The effect of NF-𝜿B risk variant on TMSX-PET-evaluated astroglial activation in MS patients

Abstract

Objective To investigate the effect of the NF-κB risk allele, rs7665090-G, on PET-evaluated astrocytic activation and lesion pathology in multiple sclerosis.

Methods Thirty-four patients with MS (6 with the protective phenotype rs7665090-AA, 15 with the heterozygous phenotype rs7665090-GA, and 13 with the homozygous risk allele rs7665090-GG) and nineteen healthy controls underwent conventional brain MRI and [11C]-TMSX-PET imaging. Mean DVRs were calculated from deep NAWM, T1 3-6 mm rim, thalamus, and cortical GM. Disability was evaluated based on Expanded Disability Status Scale (EDSS) scores. Spearman correlations were used to assess the relationships between DVRs and MRI lesion loads.

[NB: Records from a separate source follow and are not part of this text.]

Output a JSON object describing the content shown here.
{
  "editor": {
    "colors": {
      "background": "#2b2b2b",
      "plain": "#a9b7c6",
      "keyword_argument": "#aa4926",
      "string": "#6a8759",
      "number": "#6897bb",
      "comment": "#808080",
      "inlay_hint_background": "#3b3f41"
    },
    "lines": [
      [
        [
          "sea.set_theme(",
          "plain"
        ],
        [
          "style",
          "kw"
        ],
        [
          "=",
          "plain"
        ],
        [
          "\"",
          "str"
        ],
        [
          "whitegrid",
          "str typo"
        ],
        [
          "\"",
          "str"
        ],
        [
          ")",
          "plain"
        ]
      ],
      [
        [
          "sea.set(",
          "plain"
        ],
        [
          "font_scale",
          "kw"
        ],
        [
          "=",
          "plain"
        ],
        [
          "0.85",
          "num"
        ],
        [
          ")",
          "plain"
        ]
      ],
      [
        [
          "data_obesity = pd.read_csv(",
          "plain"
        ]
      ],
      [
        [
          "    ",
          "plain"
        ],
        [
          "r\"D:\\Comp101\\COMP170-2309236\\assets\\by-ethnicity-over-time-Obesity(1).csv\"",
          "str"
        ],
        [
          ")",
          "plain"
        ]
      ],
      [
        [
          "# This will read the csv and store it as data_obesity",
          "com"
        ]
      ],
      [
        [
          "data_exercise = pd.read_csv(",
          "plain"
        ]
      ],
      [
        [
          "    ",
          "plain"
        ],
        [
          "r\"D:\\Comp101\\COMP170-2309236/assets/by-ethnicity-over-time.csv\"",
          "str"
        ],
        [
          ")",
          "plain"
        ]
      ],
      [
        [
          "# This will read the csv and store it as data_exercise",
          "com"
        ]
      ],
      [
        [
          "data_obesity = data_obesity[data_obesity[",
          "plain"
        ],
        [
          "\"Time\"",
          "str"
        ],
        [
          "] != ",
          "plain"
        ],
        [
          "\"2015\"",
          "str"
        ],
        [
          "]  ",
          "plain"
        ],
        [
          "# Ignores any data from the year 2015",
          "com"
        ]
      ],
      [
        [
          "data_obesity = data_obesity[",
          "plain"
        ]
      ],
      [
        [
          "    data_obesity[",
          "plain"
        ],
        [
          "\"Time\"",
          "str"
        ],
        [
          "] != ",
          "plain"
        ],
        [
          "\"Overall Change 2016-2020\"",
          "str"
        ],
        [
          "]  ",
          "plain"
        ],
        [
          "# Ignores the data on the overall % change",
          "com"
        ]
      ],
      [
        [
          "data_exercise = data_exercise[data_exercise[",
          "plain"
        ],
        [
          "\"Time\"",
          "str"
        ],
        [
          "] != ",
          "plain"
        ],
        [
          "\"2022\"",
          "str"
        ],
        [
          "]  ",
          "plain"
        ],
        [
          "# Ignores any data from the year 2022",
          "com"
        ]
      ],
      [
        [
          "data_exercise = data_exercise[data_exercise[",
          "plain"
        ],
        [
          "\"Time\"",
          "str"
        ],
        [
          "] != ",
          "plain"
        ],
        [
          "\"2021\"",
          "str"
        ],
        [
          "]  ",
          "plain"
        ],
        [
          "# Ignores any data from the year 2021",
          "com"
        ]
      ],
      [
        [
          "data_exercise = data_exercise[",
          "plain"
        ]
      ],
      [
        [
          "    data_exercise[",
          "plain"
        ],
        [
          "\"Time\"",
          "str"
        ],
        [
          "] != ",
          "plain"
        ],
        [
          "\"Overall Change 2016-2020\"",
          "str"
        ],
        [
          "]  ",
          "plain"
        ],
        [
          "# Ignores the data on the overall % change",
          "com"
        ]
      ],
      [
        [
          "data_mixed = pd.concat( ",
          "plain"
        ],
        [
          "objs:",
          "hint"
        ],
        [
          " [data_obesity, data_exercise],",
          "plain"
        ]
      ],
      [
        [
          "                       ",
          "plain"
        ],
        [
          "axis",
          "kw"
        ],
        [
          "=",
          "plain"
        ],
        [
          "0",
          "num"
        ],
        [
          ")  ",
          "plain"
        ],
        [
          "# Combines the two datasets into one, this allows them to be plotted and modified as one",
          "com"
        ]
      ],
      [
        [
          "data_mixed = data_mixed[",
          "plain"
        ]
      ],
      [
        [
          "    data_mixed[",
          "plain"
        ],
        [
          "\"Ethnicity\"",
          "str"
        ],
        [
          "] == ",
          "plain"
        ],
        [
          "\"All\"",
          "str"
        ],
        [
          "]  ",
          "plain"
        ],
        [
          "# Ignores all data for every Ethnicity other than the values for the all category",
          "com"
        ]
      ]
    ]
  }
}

Results Disabilities did not differ between the three subgroups with the varying genotypes. Among the patients carrying the risk genotype, deep NAWM (ρ=0.69, p=0.009) and T1 3-6mm rim (ρ=0.65, p=0.017) DVRs correlated positively with the T1 lesion load. The protective genotype (rs7665090-AA) was associated with higher thalamus DVR compared to the risk genotype (rs7665090-GG) (p=0.016).

Conclusions The findings of this study suggest that the NF-κB risk variant, rs7665090-G, may contribute to astrocyte-driven chronic lesion associated pathology. Genotyping for this risk variant could be included in the progression risk assessment of MS patients.